Der ist zu klug, um einen Prinzen zu spielen | ABC-Z
Da ist unser Bekannter, da ist Edmund Blackadder! Schon ganz von Weitem haben wir ihn erkannt an seinem Bärtchen, das er durch alle Wechselfälle der englischen Geschichte hindurch hat stehen lassen. Aber so wie in dieser letzten Einstellung der letzten Szene der letzten Folge der letzten Staffel der nach Blackadder benannten Fernsehserie haben wir ihn noch nie gesehen. Er macht einen Schritt nach vorne, aber die Bewegung führt ins Nichts.
Rauch hüllt ihn ein, doch den Nebel hoffnungsloser quellenkritischer Ungewissheit zerteilt er nicht mehr mit einem deplatzierten Witzwort oder einem passgenauen Fehltritt. In vier Staffeln über vier vermeintliche Wendezeiten der englischen Nationalgeschichte hatte sich diese als Verkettung von Bosheiten und Missgeschicken entpuppt. So komisch hätte es ewig weitergehen können, aber nun ist ernsthaft Schluss, 1917, mit dem nach menschlichem Ermessen vergeblichen Ausbruch aus dem Schützengraben.
Unbefangenheit im Übereifer
Als alternative Geschichte der Rosenkriege hatte die Serie „Blackadder“ 1983 begonnen: Richard IV. bestieg den Thron, hinter dem sein missratener zweitgeborener Sohn lauerte.
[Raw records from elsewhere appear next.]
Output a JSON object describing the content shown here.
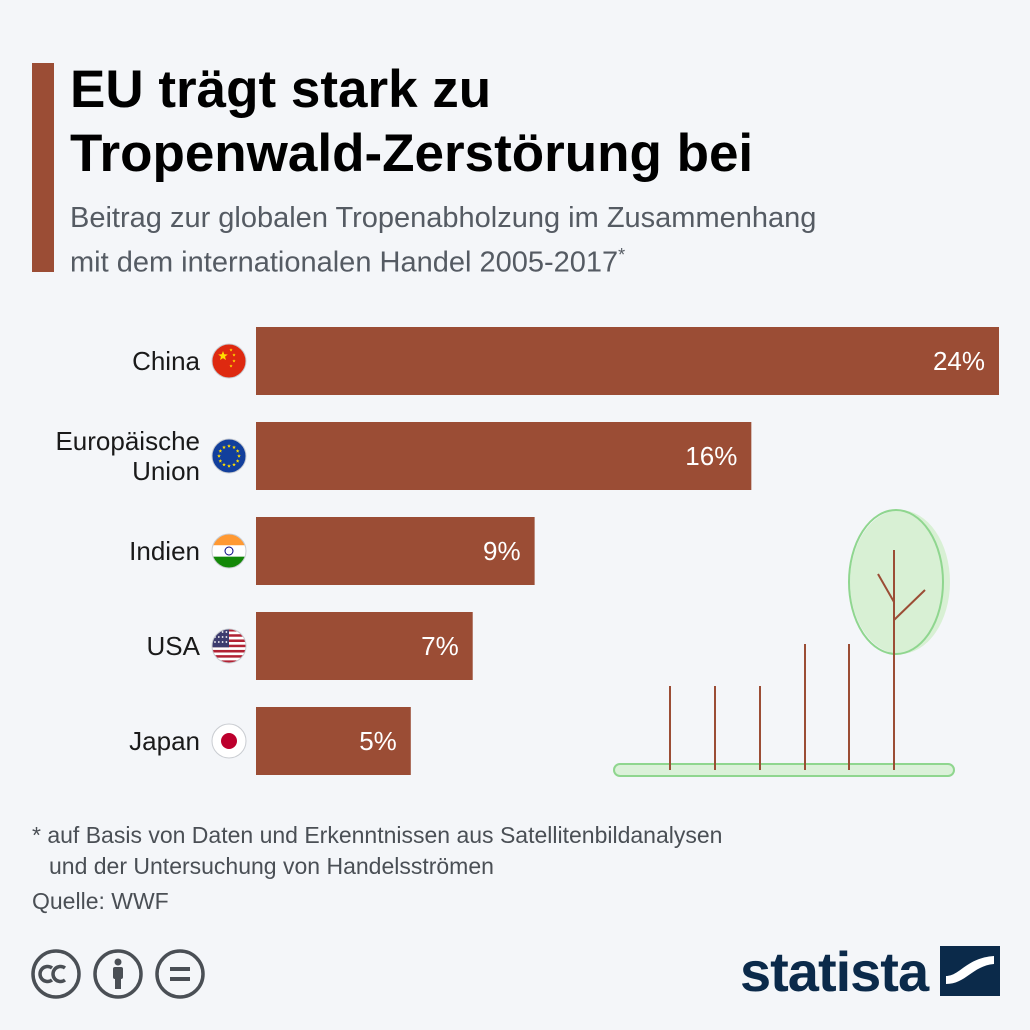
{
  "header": {
    "title_line1": "EU trägt stark zu",
    "title_line2": "Tropenwald-Zerstörung bei",
    "subtitle_line1": "Beitrag zur globalen Tropenabholzung im Zusammenhang",
    "subtitle_line2": "mit dem internationalen Handel 2005-2017",
    "subtitle_mark": "*"
  },
  "chart_data": {
    "type": "bar",
    "orientation": "horizontal",
    "categories": [
      "China",
      "Europäische Union",
      "Indien",
      "USA",
      "Japan"
    ],
    "category_lines": [
      [
        "China"
      ],
      [
        "Europäische",
        "Union"
      ],
      [
        "Indien"
      ],
      [
        "USA"
      ],
      [
        "Japan"
      ]
    ],
    "values": [
      24,
      16,
      9,
      7,
      5
    ],
    "value_labels": [
      "24%",
      "16%",
      "9%",
      "7%",
      "5%"
    ],
    "unit": "%",
    "xlim": [
      0,
      24
    ],
    "grid": false,
    "bar_color": "#9b4d35",
    "flag_icons": [
      "china-flag-icon",
      "eu-flag-icon",
      "india-flag-icon",
      "usa-flag-icon",
      "japan-flag-icon"
    ]
  },
  "footer": {
    "footnote_line1": "* auf Basis von Daten und Erkenntnissen aus Satellitenbildanalysen",
    "footnote_line2": "und der Untersuchung von Handelsströmen",
    "source": "Quelle: WWF",
    "license_icons": [
      "cc-icon",
      "attribution-icon",
      "no-derivatives-icon"
    ],
    "brand": "statista"
  },
  "colors": {
    "accent": "#9b4d35",
    "background": "#f4f6f9",
    "illustration_green": "#8fd68f",
    "brand_navy": "#0b2a4a"
  }
}
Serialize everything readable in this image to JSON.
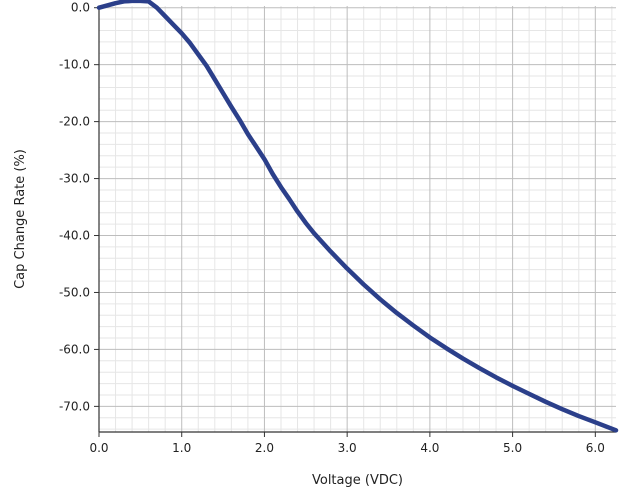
{
  "chart_data": {
    "type": "line",
    "title": "",
    "xlabel": "Voltage (VDC)",
    "ylabel": "Cap Change Rate (%)",
    "xlim": [
      0.0,
      6.25
    ],
    "ylim": [
      -74.5,
      0.3
    ],
    "grid": true,
    "legend": "none",
    "x_ticks": [
      0.0,
      1.0,
      2.0,
      3.0,
      4.0,
      5.0,
      6.0
    ],
    "x_tick_labels": [
      "0.0",
      "1.0",
      "2.0",
      "3.0",
      "4.0",
      "5.0",
      "6.0"
    ],
    "y_ticks": [
      0.0,
      -10.0,
      -20.0,
      -30.0,
      -40.0,
      -50.0,
      -60.0,
      -70.0
    ],
    "y_tick_labels": [
      "0.0",
      "-10.0",
      "-20.0",
      "-30.0",
      "-40.0",
      "-50.0",
      "-60.0",
      "-70.0"
    ],
    "series": [
      {
        "color": "#2b3f8a",
        "x": [
          0.0,
          0.1,
          0.2,
          0.3,
          0.4,
          0.5,
          0.6,
          0.7,
          0.8,
          0.9,
          1.0,
          1.1,
          1.2,
          1.3,
          1.4,
          1.5,
          1.6,
          1.7,
          1.8,
          1.9,
          2.0,
          2.1,
          2.2,
          2.3,
          2.4,
          2.5,
          2.6,
          2.7,
          2.8,
          2.9,
          3.0,
          3.2,
          3.4,
          3.6,
          3.8,
          4.0,
          4.2,
          4.4,
          4.6,
          4.8,
          5.0,
          5.2,
          5.4,
          5.6,
          5.8,
          6.0,
          6.25
        ],
        "y": [
          0.0,
          0.4,
          0.8,
          1.1,
          1.2,
          1.2,
          1.1,
          0.0,
          -1.5,
          -3.0,
          -4.5,
          -6.2,
          -8.2,
          -10.2,
          -12.6,
          -15.0,
          -17.4,
          -19.7,
          -22.2,
          -24.4,
          -26.6,
          -29.2,
          -31.5,
          -33.6,
          -35.8,
          -37.8,
          -39.6,
          -41.2,
          -42.8,
          -44.3,
          -45.8,
          -48.6,
          -51.2,
          -53.6,
          -55.8,
          -57.9,
          -59.8,
          -61.6,
          -63.3,
          -64.9,
          -66.4,
          -67.8,
          -69.2,
          -70.5,
          -71.7,
          -72.8,
          -74.2
        ]
      }
    ]
  }
}
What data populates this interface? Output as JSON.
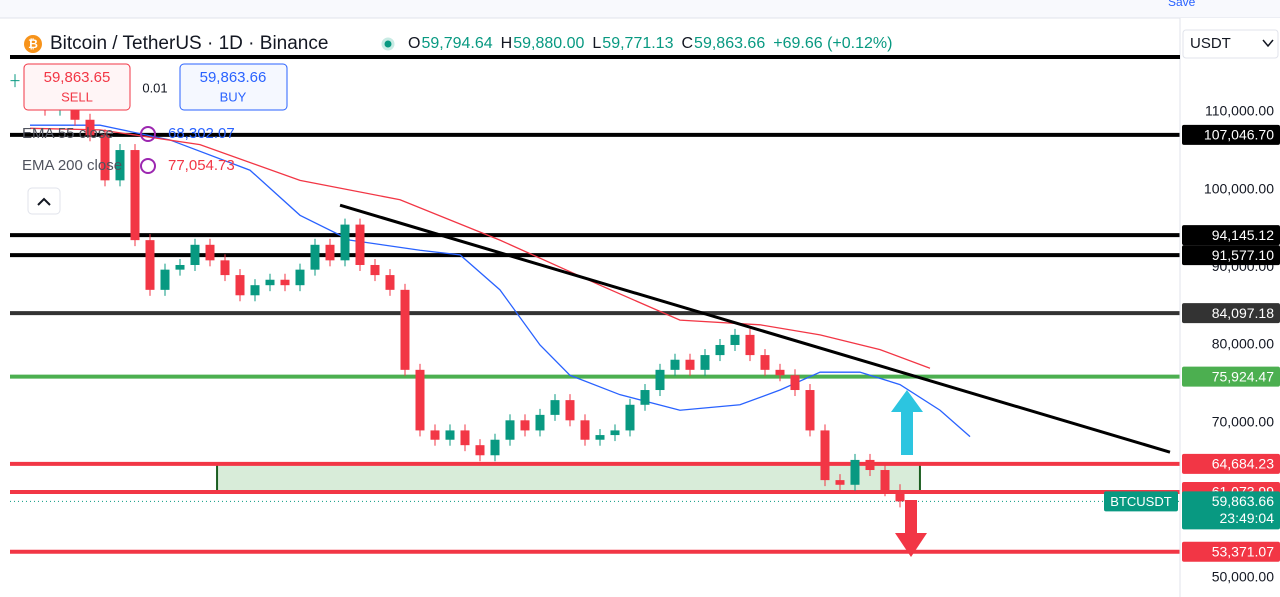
{
  "header": {
    "symbol": "Bitcoin / TetherUS · 1D · Binance",
    "ohlc": [
      {
        "label": "O",
        "value": "59,794.64"
      },
      {
        "label": "H",
        "value": "59,880.00"
      },
      {
        "label": "L",
        "value": "59,771.13"
      },
      {
        "label": "C",
        "value": "59,863.66"
      }
    ],
    "change": "+69.66 (+0.12%)",
    "sell_price": "59,863.65",
    "sell": "SELL",
    "quantity": "0.01",
    "buy_price": "59,863.66",
    "buy": "BUY",
    "currency": "USDT",
    "save": "Save"
  },
  "chart_data": {
    "type": "candlestick",
    "ylim": [
      47550,
      124420
    ],
    "xlim": [
      -0.333,
      77.667
    ],
    "yticks": [
      {
        "value": 110000,
        "label": "110,000.00"
      },
      {
        "value": 100000,
        "label": "100,000.00"
      },
      {
        "value": 90000,
        "label": "90,000.00"
      },
      {
        "value": 80000,
        "label": "80,000.00"
      },
      {
        "value": 70000,
        "label": "70,000.00"
      },
      {
        "value": 50000,
        "label": "50,000.00"
      }
    ],
    "close": [
      114100,
      112200,
      110300,
      111500,
      109000,
      107000,
      101200,
      105100,
      93500,
      87100,
      89700,
      90300,
      92900,
      90900,
      89000,
      86400,
      87700,
      88400,
      87700,
      89700,
      92900,
      90900,
      95500,
      90300,
      89000,
      87100,
      76800,
      69000,
      67800,
      69000,
      67100,
      65800,
      67800,
      70300,
      69000,
      71000,
      72900,
      70300,
      67800,
      68400,
      69000,
      72300,
      74200,
      76800,
      78100,
      76800,
      78700,
      80000,
      81300,
      78700,
      76800,
      76100,
      74200,
      69000,
      62600,
      62000,
      65200,
      63900,
      61300,
      59863.66
    ],
    "up_color": "#089981",
    "down_color": "#f23645",
    "series": [
      {
        "name": "EMA 55 close",
        "color": "#2962ff",
        "last_label": "68,302.07",
        "x": [
          1,
          5.67,
          10.33,
          15.67,
          19,
          22.33,
          27,
          29.67,
          32.33,
          35,
          37,
          40.33,
          44.33,
          48.33,
          51,
          53.67,
          56.33,
          59,
          61.67,
          63.67
        ],
        "values": [
          108300,
          108300,
          106400,
          102500,
          96700,
          93500,
          92200,
          91600,
          87100,
          80000,
          76100,
          73600,
          71600,
          72300,
          74200,
          76500,
          76500,
          74900,
          71600,
          68200
        ]
      },
      {
        "name": "EMA 200 close",
        "color": "#f23645",
        "last_label": "77,054.73",
        "x": [
          1,
          5.67,
          12.33,
          19,
          25.67,
          32.33,
          39,
          44.33,
          49.67,
          53.67,
          57.67,
          61
        ],
        "values": [
          107900,
          107700,
          105800,
          101200,
          98700,
          93500,
          87700,
          83200,
          82600,
          81300,
          79400,
          77000
        ]
      }
    ],
    "trend_line": {
      "x": [
        21.67,
        77
      ],
      "values": [
        98000,
        66200
      ],
      "color": "#000000"
    },
    "zone": {
      "x": [
        13.47,
        60.33
      ],
      "values": [
        61073.99,
        64684.23
      ]
    },
    "levels": [
      {
        "value": 107046.7,
        "label": "107,046.70",
        "color": "#000000"
      },
      {
        "value": 94145.12,
        "label": "94,145.12",
        "color": "#000000"
      },
      {
        "value": 91577.1,
        "label": "91,577.10",
        "color": "#000000"
      },
      {
        "value": 84097.18,
        "label": "84,097.18",
        "color": "#333333"
      },
      {
        "value": 75924.47,
        "label": "75,924.47",
        "color": "#4caf50"
      },
      {
        "value": 64684.23,
        "label": "64,684.23",
        "color": "#f23645"
      },
      {
        "value": 61073.99,
        "label": "61,073.99",
        "color": "#f23645"
      },
      {
        "value": 53371.07,
        "label": "53,371.07",
        "color": "#f23645"
      }
    ],
    "last_price": {
      "value": 59863.66,
      "label": "59,863.66",
      "countdown": "23:49:04",
      "symbol": "BTCUSDT",
      "color": "#089981"
    }
  }
}
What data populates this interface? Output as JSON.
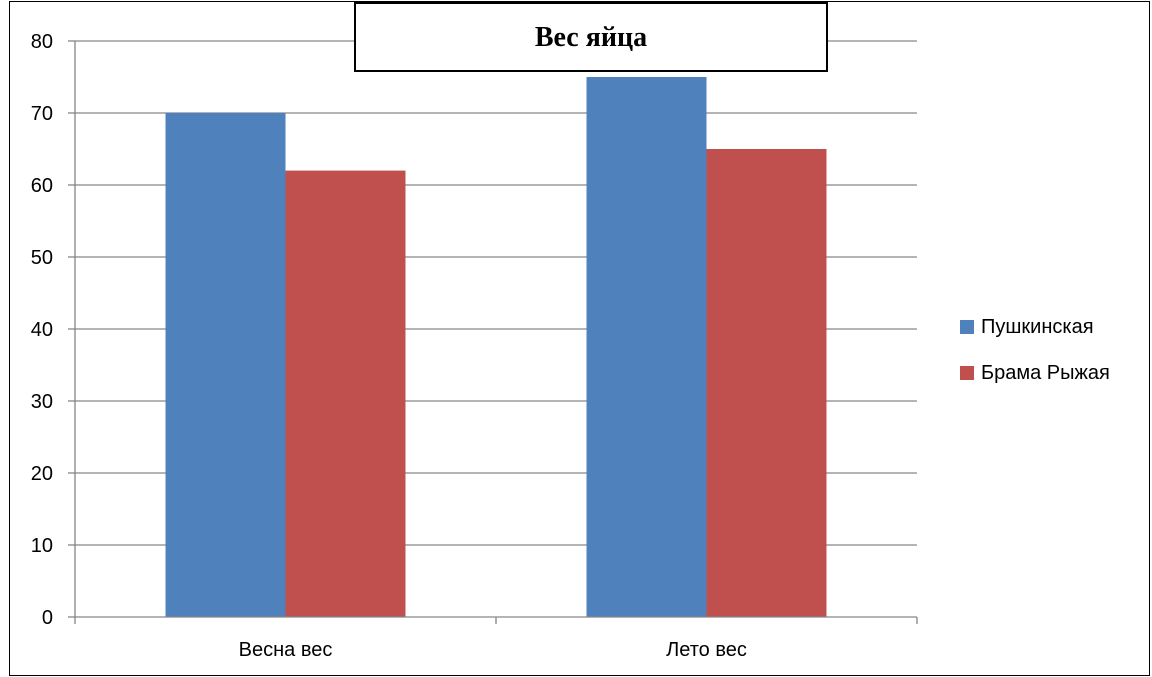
{
  "chart_data": {
    "type": "bar",
    "title": "Вес яйца",
    "categories": [
      "Весна вес",
      "Лето вес"
    ],
    "series": [
      {
        "name": "Пушкинская",
        "values": [
          70,
          75
        ],
        "color": "#4F81BD"
      },
      {
        "name": "Брама Рыжая",
        "values": [
          62,
          65
        ],
        "color": "#C0504D"
      }
    ],
    "ylim": [
      0,
      80
    ],
    "yticks": [
      0,
      10,
      20,
      30,
      40,
      50,
      60,
      70,
      80
    ],
    "xlabel": "",
    "ylabel": "",
    "grid": true,
    "legend_position": "right"
  }
}
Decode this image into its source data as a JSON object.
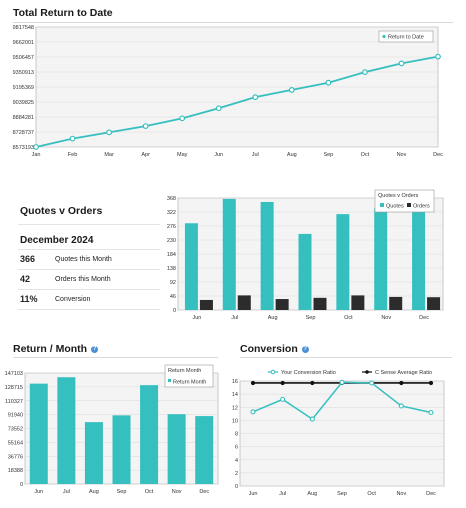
{
  "colors": {
    "teal": "#36bfbf",
    "dark": "#2c2c2c",
    "grid": "#d9d9d9",
    "panel": "#f4f4f4"
  },
  "total_return": {
    "title": "Total Return to Date",
    "legend": "Return to Date",
    "yticks": [
      "9817548",
      "9662001",
      "9506457",
      "9350913",
      "9195369",
      "9039825",
      "8884281",
      "8728737",
      "8573193"
    ]
  },
  "quotes_orders": {
    "title": "Quotes v Orders",
    "period": "December 2024",
    "stats": [
      {
        "value": "366",
        "label": "Quotes this Month"
      },
      {
        "value": "42",
        "label": "Orders this Month"
      },
      {
        "value": "11%",
        "label": "Conversion"
      }
    ],
    "legend_title": "Quotes v Orders",
    "legend_items": [
      "Quotes",
      "Orders"
    ],
    "yticks": [
      "368",
      "322",
      "276",
      "230",
      "184",
      "138",
      "92",
      "46",
      "0"
    ]
  },
  "return_month": {
    "title": "Return / Month",
    "legend_title": "Return Month",
    "legend_item": "Return Month",
    "yticks": [
      "147103",
      "128715",
      "110327",
      "91940",
      "73552",
      "55164",
      "36776",
      "18388",
      "0"
    ]
  },
  "conversion": {
    "title": "Conversion",
    "legend_items": [
      "Your Conversion Ratio",
      "C Sense Average Ratio"
    ],
    "yticks": [
      "16",
      "14",
      "12",
      "10",
      "8",
      "6",
      "4",
      "2",
      "0"
    ]
  },
  "chart_data": [
    {
      "type": "line",
      "title": "Total Return to Date",
      "categories": [
        "Jan",
        "Feb",
        "Mar",
        "Apr",
        "May",
        "Jun",
        "Jul",
        "Aug",
        "Sep",
        "Oct",
        "Nov",
        "Dec"
      ],
      "series": [
        {
          "name": "Return to Date",
          "values": [
            8573193,
            8660000,
            8725000,
            8790000,
            8870000,
            8975000,
            9090000,
            9165000,
            9240000,
            9350000,
            9440000,
            9510000
          ]
        }
      ],
      "ylim": [
        8573193,
        9817548
      ],
      "grid": true,
      "legend": "top-right"
    },
    {
      "type": "bar",
      "title": "Quotes v Orders",
      "categories": [
        "Jun",
        "Jul",
        "Aug",
        "Sep",
        "Oct",
        "Nov",
        "Dec"
      ],
      "series": [
        {
          "name": "Quotes",
          "values": [
            285,
            365,
            355,
            250,
            315,
            335,
            366
          ]
        },
        {
          "name": "Orders",
          "values": [
            33,
            48,
            36,
            40,
            48,
            43,
            42
          ]
        }
      ],
      "ylim": [
        0,
        368
      ],
      "grid": true,
      "legend": "top-right"
    },
    {
      "type": "bar",
      "title": "Return / Month",
      "categories": [
        "Jun",
        "Jul",
        "Aug",
        "Sep",
        "Oct",
        "Nov",
        "Dec"
      ],
      "series": [
        {
          "name": "Return Month",
          "values": [
            133000,
            141500,
            82000,
            91000,
            131000,
            92500,
            90000
          ]
        }
      ],
      "ylim": [
        0,
        147103
      ],
      "grid": true,
      "legend": "top-right"
    },
    {
      "type": "line",
      "title": "Conversion",
      "categories": [
        "Jun",
        "Jul",
        "Aug",
        "Sep",
        "Oct",
        "Nov",
        "Dec"
      ],
      "series": [
        {
          "name": "Your Conversion Ratio",
          "values": [
            11.3,
            13.2,
            10.2,
            15.8,
            15.7,
            12.2,
            11.2
          ]
        },
        {
          "name": "C Sense Average Ratio",
          "values": [
            15.7,
            15.7,
            15.7,
            15.7,
            15.7,
            15.7,
            15.7
          ]
        }
      ],
      "ylim": [
        0,
        16
      ],
      "grid": true,
      "legend": "top"
    }
  ]
}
Prinz Edmund gab sich zwecks Furchterregung selbst den Beinamen „Die schwarze Viper“, und diese unvorsichtige Ehrlichkeit zeigte sofort, dass er von den tausend Teufelslisten, die er studiert zu haben in Anspruch nahm, 999 schon wieder vergessen hatte. Der Hauptdarsteller Rowan Atkinson, der das Hand- und Mundwerk des Komödianten in Oxford erlernt hatte, war Ko-Autor des Drehbuchs der ersten Staffel.
Am Anfang war „Blackadder“ auch eine Parodie auf das Genre der kontrafaktischen Geschichtsschreibung, auf ein progressives Wunschdenken, das sich gute Ausgänge viel zu leicht ausmalt. Die wahre Geschichte des Übergangs zur Modernität der Tudor-Zeit stellte sich als ein einziges Hauen und Stechen dar, purer Slapstick. Dieser primitive Realismus in ehrlich unechter Studiokulisse schien nun wieder auch zu unecht, um wirklich wahr zu sein.
Aber mit Erreichen des früher in England so genannten „Großen Kriegs“ kam die groteske Prämisse der Blackadder-Welt, ein erbärmlicher Dilettantismus als nationalhistorische Universalie, plötzlich mit dem Bild der behandelten Zeit im Geschichtsbewusstsein zur Deckung. Dass Blackadder und seine Kameraden als Opfer von ohne Verdienst beförderten Generälen den Antiheldentod suchten, löste 1989 erstaunliche Aufwallungen patriotischer Anteilnahme im Publikum aus – und nachhallende Empörung bei Geschichtspolitikern der Tory-Partei.
Rowan Atkinson ist besonders stolz auf seine Fertigkeit, Blackadders verheerende verbale Attacken zum exakt richtigen Zeitpunkt zu führen, und fand seine zweite Paraderolle in Mr. Bean, der es ohne Worte mit der Tücke der objektiven Welt aufnimmt. Etwas Kindliches hat der Charakter, den der geniale Komiker Atkinson kultiviert: Im Übereifer lässt er Unbefangenheit durchschimmern, Neugier auf alles, was kommt. 1990 berichtete Raphael Samuel, der englische Pionier einer Geschichte von unten, in der „London Review of Books“, „Blackadder“ sei Kult bei Zehn- bis Elfjährigen. Rowan Atkinson wird heute siebzig.